Spitzer's "Kristen" ~ Ashley Dupre

Mar 14, 2008 17:29

Maybe the whole Spitzer deal bothers me more because I have come so close to that side of the world. I don't mean that I live in NYC, I am referring to the world of money and prostitution.


Although I have never done anything in that world, I've been asked to join prostitution rings, yet they are referred to escorting or even more common, dating groups. It's common for girls to hang out in clubs and ask other girls to join so that they can get a bonus for signing up more girls. On four different occassions, people have asked me if I would consider it and given me their contact info. One time I danced with this really hot guy and he was all over me. I went to the ladies room and a girl followed me and told me that he was her boss. I asked what type of work they did and she said hospitality. I said, "oh shit he's your John?" The girl tried to explain it to make it like it wasn't prostitution, but it clearly was. She said I could make at a minimum of five thousand a week and that it was perfect for students. I took her card and even thought about it from time to time.

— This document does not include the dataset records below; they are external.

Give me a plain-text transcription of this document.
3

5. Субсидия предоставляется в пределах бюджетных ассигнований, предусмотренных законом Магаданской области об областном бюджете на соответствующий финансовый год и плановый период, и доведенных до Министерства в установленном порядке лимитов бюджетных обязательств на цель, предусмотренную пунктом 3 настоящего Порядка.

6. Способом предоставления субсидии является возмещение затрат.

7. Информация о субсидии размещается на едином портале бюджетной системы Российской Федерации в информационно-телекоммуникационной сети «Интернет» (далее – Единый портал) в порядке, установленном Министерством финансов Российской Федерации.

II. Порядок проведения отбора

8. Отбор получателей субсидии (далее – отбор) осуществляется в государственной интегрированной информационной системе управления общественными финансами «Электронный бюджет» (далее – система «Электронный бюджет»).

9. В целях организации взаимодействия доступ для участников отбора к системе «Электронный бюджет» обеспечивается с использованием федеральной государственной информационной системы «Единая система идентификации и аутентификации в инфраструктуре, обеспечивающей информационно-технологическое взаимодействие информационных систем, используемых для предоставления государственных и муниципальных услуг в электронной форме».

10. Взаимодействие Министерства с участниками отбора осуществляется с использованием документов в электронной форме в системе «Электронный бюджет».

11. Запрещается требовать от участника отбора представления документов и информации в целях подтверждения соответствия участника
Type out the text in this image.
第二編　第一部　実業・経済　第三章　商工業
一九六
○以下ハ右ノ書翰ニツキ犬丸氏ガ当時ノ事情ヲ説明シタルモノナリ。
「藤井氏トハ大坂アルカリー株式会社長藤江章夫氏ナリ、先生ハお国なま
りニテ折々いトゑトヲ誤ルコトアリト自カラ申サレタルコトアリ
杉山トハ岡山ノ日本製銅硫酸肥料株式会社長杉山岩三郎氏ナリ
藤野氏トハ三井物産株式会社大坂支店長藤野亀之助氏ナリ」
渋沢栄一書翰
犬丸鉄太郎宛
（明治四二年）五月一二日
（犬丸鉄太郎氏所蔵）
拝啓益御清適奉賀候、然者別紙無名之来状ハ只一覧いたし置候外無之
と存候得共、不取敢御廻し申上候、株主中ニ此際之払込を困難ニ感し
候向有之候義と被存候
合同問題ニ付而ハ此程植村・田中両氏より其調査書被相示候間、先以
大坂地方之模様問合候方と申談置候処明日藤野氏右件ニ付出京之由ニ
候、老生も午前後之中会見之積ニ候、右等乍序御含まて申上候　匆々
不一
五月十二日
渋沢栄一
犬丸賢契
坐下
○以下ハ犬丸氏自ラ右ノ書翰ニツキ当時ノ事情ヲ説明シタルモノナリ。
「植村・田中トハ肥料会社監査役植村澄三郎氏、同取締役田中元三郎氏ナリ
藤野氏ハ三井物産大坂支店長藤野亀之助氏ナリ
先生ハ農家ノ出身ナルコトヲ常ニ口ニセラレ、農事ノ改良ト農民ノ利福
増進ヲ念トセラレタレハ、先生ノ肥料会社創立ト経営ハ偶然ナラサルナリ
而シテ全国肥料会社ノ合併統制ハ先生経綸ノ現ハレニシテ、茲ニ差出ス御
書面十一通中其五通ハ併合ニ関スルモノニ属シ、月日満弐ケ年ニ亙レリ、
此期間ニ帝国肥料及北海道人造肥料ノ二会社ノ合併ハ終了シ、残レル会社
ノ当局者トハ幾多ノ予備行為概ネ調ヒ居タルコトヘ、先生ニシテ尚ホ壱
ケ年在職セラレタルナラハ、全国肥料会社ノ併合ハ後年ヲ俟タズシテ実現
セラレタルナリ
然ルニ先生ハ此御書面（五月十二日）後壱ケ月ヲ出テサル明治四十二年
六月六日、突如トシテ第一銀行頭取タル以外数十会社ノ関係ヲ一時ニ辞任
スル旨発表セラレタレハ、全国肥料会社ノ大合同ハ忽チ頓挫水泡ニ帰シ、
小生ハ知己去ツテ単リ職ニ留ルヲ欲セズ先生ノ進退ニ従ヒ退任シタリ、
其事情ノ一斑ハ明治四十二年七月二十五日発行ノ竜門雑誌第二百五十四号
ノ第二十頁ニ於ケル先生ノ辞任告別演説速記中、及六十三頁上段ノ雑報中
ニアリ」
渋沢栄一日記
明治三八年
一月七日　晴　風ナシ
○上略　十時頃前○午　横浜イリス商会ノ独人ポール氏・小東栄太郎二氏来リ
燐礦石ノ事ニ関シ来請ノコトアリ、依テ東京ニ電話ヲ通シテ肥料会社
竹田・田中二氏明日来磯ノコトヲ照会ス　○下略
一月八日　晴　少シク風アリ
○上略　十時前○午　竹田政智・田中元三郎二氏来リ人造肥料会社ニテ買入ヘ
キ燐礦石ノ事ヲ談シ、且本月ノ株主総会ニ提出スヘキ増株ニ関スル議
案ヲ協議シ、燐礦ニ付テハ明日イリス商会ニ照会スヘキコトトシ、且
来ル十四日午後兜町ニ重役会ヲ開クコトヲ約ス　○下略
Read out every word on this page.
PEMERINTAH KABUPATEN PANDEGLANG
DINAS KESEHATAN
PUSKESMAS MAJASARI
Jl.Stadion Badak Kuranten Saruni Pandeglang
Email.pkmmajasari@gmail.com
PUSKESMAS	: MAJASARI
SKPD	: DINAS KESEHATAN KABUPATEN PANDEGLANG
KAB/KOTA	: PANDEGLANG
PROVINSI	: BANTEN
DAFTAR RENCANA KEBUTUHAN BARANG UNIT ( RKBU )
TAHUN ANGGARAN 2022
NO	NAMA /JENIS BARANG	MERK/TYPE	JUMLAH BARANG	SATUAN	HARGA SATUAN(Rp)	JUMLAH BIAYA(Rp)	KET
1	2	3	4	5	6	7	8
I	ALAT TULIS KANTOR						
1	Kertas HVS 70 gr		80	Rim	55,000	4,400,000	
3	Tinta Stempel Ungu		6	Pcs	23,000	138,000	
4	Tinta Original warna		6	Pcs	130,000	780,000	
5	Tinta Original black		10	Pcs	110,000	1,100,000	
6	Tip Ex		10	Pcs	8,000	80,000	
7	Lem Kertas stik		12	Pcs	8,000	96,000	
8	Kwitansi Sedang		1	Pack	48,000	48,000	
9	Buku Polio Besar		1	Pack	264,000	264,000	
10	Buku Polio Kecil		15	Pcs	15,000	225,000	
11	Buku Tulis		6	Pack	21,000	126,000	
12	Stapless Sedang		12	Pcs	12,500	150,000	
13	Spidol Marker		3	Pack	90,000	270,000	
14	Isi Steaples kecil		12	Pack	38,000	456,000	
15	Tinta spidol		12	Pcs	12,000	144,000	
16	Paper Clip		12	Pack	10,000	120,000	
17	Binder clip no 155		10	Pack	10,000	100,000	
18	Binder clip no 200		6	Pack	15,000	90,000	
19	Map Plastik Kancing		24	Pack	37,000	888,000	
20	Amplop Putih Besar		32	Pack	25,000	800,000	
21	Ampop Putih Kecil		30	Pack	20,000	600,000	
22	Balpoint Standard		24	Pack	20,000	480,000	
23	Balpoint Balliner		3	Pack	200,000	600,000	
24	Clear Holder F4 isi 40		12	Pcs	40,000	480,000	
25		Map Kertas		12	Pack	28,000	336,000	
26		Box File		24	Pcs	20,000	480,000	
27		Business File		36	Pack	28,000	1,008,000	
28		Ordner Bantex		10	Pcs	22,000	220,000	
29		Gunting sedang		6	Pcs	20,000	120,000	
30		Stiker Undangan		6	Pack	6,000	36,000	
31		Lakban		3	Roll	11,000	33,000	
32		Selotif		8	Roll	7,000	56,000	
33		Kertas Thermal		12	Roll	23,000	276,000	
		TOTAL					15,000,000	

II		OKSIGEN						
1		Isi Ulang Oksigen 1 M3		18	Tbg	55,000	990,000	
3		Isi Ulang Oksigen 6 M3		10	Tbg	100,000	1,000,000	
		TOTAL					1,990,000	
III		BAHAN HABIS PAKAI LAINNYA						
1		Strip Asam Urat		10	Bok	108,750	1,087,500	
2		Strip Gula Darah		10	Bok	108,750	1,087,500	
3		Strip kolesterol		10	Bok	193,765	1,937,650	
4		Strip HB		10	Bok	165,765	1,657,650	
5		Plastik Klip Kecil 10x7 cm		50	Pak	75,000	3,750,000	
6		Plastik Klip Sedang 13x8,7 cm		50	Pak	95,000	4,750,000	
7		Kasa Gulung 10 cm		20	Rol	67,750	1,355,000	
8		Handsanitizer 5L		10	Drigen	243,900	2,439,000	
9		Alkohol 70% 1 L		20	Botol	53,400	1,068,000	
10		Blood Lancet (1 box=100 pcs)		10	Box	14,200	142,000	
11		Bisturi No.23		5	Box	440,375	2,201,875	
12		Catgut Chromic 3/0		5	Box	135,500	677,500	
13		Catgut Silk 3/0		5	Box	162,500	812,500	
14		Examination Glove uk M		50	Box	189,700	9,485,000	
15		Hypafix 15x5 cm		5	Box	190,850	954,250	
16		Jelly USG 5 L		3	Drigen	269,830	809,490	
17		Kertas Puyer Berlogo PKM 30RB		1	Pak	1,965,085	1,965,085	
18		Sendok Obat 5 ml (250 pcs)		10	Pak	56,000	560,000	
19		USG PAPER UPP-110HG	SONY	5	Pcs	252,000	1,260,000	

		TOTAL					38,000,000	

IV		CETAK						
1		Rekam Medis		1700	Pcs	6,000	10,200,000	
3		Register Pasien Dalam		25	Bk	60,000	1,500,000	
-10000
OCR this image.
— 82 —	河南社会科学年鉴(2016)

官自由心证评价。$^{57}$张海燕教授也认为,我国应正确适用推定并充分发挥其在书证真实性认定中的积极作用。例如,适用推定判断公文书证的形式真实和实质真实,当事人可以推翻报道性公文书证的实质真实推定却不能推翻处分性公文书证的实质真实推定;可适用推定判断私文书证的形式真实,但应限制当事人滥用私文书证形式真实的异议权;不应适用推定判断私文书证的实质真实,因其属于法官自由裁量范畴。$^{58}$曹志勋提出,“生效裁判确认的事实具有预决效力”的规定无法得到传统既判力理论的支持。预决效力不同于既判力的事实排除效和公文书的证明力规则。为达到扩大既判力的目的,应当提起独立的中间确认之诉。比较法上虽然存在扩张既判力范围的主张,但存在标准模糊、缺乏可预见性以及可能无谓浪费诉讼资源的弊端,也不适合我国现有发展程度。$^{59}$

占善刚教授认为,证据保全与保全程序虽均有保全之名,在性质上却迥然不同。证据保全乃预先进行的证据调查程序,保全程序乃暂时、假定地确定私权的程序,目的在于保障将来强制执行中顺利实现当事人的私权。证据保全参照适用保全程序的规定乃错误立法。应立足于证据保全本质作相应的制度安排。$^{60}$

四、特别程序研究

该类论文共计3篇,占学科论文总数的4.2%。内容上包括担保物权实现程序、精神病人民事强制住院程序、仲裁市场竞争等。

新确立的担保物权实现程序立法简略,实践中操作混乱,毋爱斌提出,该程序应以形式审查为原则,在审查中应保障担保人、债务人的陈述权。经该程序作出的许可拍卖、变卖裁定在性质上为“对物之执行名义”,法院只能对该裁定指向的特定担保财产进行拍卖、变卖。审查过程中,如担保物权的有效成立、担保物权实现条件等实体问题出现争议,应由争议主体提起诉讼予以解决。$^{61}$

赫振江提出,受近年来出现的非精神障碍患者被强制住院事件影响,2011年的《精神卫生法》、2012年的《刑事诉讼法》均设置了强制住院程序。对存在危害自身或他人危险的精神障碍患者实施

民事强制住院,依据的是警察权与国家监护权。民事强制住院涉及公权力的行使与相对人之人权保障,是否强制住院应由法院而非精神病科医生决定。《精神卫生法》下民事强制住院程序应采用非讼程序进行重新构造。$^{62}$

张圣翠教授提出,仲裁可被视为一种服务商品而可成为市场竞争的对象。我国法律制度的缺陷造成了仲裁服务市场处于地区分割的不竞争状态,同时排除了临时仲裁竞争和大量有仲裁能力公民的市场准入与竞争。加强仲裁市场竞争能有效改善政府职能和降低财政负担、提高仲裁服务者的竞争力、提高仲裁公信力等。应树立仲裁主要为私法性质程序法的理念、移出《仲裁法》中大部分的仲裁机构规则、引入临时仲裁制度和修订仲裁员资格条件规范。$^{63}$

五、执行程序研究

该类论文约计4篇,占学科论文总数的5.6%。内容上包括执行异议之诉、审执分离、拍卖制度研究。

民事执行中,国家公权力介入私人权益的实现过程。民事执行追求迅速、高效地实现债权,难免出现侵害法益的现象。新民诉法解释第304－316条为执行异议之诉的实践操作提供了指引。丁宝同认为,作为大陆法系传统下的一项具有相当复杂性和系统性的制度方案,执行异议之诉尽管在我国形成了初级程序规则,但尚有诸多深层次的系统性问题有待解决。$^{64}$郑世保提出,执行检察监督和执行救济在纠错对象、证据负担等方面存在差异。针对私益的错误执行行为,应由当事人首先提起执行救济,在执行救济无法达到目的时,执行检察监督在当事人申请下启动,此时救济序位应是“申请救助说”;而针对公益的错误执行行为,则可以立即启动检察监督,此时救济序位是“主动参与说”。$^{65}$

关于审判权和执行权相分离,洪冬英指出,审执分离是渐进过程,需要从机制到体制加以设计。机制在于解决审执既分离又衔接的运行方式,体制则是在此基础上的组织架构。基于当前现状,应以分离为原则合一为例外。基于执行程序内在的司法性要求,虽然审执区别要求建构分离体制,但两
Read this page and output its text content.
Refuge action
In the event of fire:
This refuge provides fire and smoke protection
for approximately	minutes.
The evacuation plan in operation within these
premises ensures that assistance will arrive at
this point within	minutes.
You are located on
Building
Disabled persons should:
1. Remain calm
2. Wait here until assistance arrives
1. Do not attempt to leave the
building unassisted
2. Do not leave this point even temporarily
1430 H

I've been working as a bartender for two years (and waitress in a bar for several years). I've worked in different bars and the tips are great. Yet, there have been times when waitresses at the place where I have worked have been approached by men and women to work on a hospitality team.

When I first came to NYC, I didn't have any money and I was overcome by how much money people that I went to school with had. There are many advertisements for prostitution jobs in liberal local papers in NYC. I called one once because the salaries were very large. The woman that answered the phone took my number and called me back ten minutes later. I asked her to explain escorting and she said it was whatever I thought it was. I didn't go for their interview because something inside me stopped me. Yes, I wanted the money (BADLY) but I didn't go to meet the girl. She called several times and left messages on my cell about how much money I could make.

I feel sorry for the girl because she was put into the limelight for something that she assumed she would keep under covers.